Table of Contents

Public namespace Rowles.LeanLucene.Analysis.Filters

Classes

Public class AccentFoldingFilter

Normalises accented/diacritic characters to their ASCII base form (e.g., é→e, ñ→n, ü→u) for language-neutral matching. Uses Unicode canonical decomposition followed by stripping combining marks.

Public class HtmlStripCharFilter

Strips HTML/XML tags from input text, leaving only the text content.

Public class LowercaseFilter

Performs an in-place lowercase transformation on tokens or a character buffer.

Public class MappingCharFilter

Maps specific characters or strings to replacements using a lookup table. Useful for normalising special characters (e.g., smart quotes → straight quotes).

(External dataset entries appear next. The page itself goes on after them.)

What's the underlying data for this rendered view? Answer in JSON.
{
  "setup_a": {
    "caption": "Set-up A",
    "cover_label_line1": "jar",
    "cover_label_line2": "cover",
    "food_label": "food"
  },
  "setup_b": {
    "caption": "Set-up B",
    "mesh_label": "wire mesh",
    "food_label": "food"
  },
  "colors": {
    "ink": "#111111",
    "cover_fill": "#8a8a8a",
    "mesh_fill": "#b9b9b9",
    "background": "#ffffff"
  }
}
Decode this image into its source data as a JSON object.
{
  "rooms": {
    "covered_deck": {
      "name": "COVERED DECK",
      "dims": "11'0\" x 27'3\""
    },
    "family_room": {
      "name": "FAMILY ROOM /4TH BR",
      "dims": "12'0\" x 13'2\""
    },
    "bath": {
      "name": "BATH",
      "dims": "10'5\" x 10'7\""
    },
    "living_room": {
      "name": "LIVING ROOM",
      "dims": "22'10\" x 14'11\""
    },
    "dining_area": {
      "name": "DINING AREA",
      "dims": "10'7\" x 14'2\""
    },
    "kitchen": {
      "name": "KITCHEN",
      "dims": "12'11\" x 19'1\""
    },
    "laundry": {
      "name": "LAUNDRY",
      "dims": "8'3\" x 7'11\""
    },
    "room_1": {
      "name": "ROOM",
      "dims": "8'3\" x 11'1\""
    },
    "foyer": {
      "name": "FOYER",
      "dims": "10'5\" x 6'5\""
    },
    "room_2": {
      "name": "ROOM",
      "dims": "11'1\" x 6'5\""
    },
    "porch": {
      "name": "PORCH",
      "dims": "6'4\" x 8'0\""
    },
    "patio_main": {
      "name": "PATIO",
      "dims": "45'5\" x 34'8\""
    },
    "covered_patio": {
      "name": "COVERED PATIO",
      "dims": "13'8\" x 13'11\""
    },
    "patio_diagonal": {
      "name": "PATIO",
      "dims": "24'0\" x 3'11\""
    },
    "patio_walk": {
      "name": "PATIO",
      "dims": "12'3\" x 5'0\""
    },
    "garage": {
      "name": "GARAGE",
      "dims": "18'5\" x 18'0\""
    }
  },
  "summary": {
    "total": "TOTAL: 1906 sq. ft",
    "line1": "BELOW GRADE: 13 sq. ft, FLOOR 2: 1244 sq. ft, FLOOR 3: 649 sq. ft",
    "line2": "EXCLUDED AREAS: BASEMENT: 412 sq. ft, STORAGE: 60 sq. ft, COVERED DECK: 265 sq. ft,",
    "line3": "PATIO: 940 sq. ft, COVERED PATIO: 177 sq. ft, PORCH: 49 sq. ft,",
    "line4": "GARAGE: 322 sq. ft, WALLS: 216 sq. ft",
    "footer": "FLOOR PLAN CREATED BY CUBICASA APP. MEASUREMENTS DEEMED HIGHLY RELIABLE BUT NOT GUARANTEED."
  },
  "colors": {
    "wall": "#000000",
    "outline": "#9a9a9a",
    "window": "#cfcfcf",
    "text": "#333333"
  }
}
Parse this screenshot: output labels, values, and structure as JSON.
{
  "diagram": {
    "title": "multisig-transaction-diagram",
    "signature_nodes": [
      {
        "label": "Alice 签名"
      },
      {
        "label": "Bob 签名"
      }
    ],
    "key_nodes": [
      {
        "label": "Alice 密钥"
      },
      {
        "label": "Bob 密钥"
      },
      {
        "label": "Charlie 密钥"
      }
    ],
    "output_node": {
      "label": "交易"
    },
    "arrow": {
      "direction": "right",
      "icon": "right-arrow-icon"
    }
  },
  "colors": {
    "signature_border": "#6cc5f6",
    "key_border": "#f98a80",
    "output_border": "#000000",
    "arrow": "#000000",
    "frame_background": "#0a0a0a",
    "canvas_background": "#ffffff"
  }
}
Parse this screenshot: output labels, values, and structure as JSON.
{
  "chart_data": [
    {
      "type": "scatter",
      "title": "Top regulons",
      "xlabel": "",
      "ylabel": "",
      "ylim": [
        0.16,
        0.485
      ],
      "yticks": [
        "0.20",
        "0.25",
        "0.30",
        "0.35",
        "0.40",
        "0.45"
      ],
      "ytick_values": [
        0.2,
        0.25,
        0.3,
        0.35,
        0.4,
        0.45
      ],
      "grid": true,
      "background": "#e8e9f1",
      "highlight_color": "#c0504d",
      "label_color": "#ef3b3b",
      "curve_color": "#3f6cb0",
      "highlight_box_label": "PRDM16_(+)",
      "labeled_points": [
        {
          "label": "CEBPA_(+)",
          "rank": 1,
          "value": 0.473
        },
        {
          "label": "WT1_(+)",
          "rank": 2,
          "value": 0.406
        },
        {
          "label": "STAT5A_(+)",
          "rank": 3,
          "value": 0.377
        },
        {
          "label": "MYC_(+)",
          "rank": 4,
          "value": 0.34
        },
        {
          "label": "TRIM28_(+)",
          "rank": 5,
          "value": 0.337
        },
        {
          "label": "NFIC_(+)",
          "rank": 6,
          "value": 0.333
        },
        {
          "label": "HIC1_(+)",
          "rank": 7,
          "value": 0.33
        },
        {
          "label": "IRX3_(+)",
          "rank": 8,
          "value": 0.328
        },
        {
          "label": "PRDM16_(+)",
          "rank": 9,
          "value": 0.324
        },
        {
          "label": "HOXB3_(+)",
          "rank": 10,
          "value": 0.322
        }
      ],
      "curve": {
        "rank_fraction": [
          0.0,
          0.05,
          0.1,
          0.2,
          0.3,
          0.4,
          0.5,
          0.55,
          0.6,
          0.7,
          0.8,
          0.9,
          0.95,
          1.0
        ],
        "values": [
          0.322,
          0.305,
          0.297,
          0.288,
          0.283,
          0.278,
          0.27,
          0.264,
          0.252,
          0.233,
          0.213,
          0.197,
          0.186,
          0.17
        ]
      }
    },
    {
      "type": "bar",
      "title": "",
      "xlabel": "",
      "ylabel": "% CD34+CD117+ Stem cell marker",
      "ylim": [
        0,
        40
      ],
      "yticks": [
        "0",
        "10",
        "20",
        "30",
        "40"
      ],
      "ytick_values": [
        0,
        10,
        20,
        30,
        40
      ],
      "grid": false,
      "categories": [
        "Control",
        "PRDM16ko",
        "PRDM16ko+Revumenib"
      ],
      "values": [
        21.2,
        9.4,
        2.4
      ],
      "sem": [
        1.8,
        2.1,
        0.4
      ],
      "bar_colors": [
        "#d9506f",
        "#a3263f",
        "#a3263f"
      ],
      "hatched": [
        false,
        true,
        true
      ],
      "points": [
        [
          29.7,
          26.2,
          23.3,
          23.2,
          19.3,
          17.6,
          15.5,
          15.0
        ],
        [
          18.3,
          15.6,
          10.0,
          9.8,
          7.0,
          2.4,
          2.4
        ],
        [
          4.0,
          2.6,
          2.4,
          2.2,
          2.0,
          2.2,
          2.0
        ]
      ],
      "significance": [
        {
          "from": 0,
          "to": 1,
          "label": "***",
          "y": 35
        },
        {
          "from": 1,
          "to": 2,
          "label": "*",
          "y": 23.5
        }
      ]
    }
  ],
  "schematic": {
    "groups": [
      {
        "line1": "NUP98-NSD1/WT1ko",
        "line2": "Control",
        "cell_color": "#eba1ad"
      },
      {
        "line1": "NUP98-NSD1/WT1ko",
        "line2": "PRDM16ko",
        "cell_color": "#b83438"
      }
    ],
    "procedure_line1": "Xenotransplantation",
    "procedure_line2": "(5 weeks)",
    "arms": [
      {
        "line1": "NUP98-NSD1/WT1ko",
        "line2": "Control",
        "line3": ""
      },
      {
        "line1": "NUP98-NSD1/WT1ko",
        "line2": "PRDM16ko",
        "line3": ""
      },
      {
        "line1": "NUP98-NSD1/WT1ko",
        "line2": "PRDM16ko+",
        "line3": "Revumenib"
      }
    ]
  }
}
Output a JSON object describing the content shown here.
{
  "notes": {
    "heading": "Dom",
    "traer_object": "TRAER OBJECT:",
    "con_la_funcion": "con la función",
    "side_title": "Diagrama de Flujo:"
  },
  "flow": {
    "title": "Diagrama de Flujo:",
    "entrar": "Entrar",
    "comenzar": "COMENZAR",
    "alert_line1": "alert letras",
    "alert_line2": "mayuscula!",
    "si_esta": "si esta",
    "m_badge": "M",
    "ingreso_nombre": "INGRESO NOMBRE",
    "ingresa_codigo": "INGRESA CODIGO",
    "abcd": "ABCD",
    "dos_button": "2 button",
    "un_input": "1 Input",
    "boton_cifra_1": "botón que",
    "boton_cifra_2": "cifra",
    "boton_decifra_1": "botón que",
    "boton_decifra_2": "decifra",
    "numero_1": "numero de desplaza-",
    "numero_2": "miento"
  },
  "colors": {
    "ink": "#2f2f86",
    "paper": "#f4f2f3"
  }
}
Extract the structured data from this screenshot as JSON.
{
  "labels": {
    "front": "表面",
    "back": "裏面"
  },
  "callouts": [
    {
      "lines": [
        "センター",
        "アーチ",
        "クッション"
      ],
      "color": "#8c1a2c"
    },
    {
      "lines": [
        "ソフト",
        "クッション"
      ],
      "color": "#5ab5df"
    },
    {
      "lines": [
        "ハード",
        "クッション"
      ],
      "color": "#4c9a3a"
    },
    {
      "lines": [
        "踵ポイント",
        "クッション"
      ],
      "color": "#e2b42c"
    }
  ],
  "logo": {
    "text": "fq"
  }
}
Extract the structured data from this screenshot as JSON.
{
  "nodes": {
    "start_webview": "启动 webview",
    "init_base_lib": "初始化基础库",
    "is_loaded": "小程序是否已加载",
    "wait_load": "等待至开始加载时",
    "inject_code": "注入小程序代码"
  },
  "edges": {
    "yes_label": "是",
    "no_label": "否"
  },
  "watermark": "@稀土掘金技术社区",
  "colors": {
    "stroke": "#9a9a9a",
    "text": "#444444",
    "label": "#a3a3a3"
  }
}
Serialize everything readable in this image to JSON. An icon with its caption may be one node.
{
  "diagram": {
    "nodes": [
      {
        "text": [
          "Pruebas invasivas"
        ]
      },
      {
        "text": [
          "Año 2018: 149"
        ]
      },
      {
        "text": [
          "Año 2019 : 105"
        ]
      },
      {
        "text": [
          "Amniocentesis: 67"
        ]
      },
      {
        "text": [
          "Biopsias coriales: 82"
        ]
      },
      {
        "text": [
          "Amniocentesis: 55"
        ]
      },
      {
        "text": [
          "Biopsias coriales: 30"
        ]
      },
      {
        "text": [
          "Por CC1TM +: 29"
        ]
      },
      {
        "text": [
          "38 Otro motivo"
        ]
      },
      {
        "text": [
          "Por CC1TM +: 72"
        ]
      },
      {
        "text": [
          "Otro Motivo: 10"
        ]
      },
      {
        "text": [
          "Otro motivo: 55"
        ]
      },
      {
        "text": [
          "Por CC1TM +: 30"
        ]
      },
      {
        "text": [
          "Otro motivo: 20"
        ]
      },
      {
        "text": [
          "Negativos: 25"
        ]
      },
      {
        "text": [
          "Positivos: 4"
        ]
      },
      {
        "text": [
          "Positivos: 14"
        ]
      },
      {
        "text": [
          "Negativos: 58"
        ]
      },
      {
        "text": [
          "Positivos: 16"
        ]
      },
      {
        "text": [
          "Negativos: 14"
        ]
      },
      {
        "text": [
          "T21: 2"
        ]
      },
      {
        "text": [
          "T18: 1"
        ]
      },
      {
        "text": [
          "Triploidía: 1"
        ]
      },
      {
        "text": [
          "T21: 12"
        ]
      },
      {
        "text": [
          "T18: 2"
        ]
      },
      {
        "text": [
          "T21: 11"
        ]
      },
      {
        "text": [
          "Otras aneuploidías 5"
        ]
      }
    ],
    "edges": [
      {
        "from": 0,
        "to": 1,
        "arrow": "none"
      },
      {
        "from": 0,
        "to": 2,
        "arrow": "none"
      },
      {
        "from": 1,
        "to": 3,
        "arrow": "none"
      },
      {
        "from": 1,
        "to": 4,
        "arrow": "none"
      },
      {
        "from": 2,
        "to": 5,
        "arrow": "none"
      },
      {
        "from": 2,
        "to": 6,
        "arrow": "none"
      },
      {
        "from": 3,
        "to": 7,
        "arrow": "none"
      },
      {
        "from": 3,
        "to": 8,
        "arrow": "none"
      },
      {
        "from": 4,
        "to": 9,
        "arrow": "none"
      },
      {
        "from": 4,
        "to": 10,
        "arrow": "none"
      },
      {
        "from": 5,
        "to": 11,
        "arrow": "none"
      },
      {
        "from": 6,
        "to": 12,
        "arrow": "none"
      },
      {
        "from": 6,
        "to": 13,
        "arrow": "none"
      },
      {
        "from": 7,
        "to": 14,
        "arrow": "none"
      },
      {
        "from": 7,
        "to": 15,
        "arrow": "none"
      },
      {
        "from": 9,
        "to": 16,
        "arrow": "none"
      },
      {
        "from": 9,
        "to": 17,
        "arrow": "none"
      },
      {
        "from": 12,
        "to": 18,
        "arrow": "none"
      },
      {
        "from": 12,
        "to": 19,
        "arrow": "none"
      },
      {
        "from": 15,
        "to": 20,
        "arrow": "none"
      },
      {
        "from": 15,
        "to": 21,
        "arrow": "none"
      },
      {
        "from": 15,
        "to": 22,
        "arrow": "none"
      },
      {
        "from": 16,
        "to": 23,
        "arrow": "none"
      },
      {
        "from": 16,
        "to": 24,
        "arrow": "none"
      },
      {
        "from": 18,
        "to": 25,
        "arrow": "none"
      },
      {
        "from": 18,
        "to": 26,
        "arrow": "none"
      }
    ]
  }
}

Public class PatternReplaceCharFilter

Replaces text matching a regex pattern with a replacement string.

Public class PorterStemmerFilter

Porter Stemming Algorithm implementation as an ITokenFilter. Based on the Porter 1980 specification for English stemming. Operates on tokens in-place, replacing text with stemmed form.

Public class StopWordFilter

Removes common English stop words from a token list using a frozen set for fast, allocation-free lookups.

Public class SynonymGraphFilter

Token filter that supports multi-token synonym expansion using a trie-based SynonymMap. Uses longest-match lookahead for multi-word synonyms and inserts replacement tokens at the same position offsets.

Public class SynonymMap

Trie-based synonym map supporting multi-token source phrases. Used by SynonymGraphFilter for longest-match multi-token synonym expansion.

Interfaces

Public interface ICharFilter

Interface for character-level filters that transform raw text before tokenisation. Char filters run before the tokeniser, operating on the entire input string.